Project 2: Continuous Control - DDPG

As much as I trained my DDPG agent, I was only able to get the agent to follow a similar curve to below: training

Any help on improving the training would be appreciated.

Critic and Policy Network

The default number of hidden nodes shown below were used in the agent. However, many other combinations were used without being more succesful to what is shown above.

class Policy(nn.Module):
    def __init__(self, input_dim, action_dim, h=(64,32,16)):
        super(Policy, self).__init__()
        nodes = (input_dim,)+h+(action_dim,)
        self.fc_mu = nn.ModuleList([nn.Linear(x,y) for x,y in zip(nodes[:-1], nodes[1:])])
        
    def forward(self, x):
        for layer in self.fc_mu[:-1]:
            x = F.relu(layer(x))
            
        return torch.tanh(self.fc_mu[-1](x))
    
class Critic(nn.Module):
    def __init__(self, input_dim, action_dim, h1=(64,), h2=(32,16,8)):
        super(Critic, self).__init__()
        nodes1 = (input_dim,)+h1
        self.fc1 = nn.ModuleList([nn.Linear(x,y) for x,y in zip(nodes1[:-1], nodes1[1:])])
        nodes2 = h1[:-1] + (h1[-1] + action_dim,) + h2 + (1,)
        self.fc2 = nn.ModuleList([nn.Linear(x,y) for x,y in zip(nodes2[:-1], nodes2[1:])])
        
    def forward(self, x, action):
        for layer in self.fc1:
            x = F.relu(layer(x))
        
        x = torch.cat([x, action], dim=-1)
        for layer in self.fc2[:-1]:
            x = F.relu(layer(x))
            
        return self.fc2[-1](x) 

Learning Algorithm

The learning phase of the agent was carried about by the following code:

states, actions, rewards, next_states, dones = self.memory.sample()
target = self.qnetwork_target(next_states, self.policy_target(next_states))
target = rewards.unsqueeze(-1) + GAMMA * target
y = self.qnetwork_local(states, actions)
critic_loss = 0.5*(y - target.detach()).pow(2.0).sum(1).mean()

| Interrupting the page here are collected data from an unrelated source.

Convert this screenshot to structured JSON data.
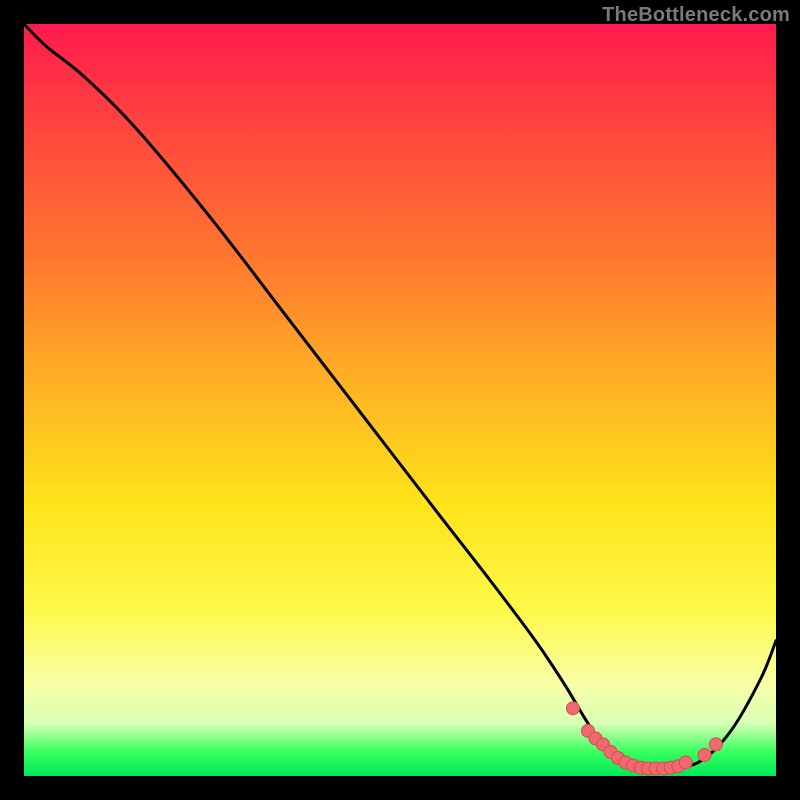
{
  "watermark": "TheBottleneck.com",
  "colors": {
    "background": "#000000",
    "curve": "#000000",
    "marker_fill": "#ee6a6e",
    "marker_stroke": "#d94a52"
  },
  "chart_data": {
    "type": "line",
    "title": "",
    "xlabel": "",
    "ylabel": "",
    "xlim": [
      0,
      100
    ],
    "ylim": [
      0,
      100
    ],
    "note": "x is horizontal position (0=left,100=right); y is the curve height (0=bottom green to 100=top red). Curve starts high-left, descends nearly linearly, bottoms out ~x 78–90, then rises toward the right edge.",
    "series": [
      {
        "name": "bottleneck-curve",
        "x": [
          0,
          3,
          8,
          15,
          25,
          35,
          45,
          55,
          62,
          68,
          72,
          75,
          78,
          82,
          86,
          90,
          94,
          98,
          100
        ],
        "y": [
          100,
          97,
          93,
          86,
          74,
          61,
          48,
          35,
          26,
          18,
          12,
          7,
          3,
          1,
          1,
          2,
          6,
          13,
          18
        ]
      }
    ],
    "markers": {
      "name": "optimal-region-dots",
      "x": [
        73,
        75,
        76,
        77,
        78,
        79,
        80,
        81,
        82,
        83,
        84,
        85,
        86,
        87,
        88,
        90.5,
        92
      ],
      "y": [
        9,
        6,
        5,
        4.2,
        3.2,
        2.4,
        1.8,
        1.4,
        1.1,
        1.0,
        1.0,
        1.0,
        1.1,
        1.3,
        1.8,
        2.8,
        4.2
      ]
    }
  }
}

self.q_optimizer.zero_grad()
critic_loss.backward()
torch.nn.utils.clip_grad_norm_(self.qnetwork_local.parameters(), 1)
self.q_optimizer.step()

action = self.policy_local(states)
policy_loss = -self.qnetwork_local(states, action).mean()

self.policy_optimizer.zero_grad()
policy_loss.backward()
torch.nn.utils.clip_grad_norm_(self.policy_local.parameters(), 1)
self.policy_optimizer.step()

This was followed with a soft update of the target network with TAU=1e-3.

Training Procedure

Every 20 time steps (not episodes) we would train the Network 10 times.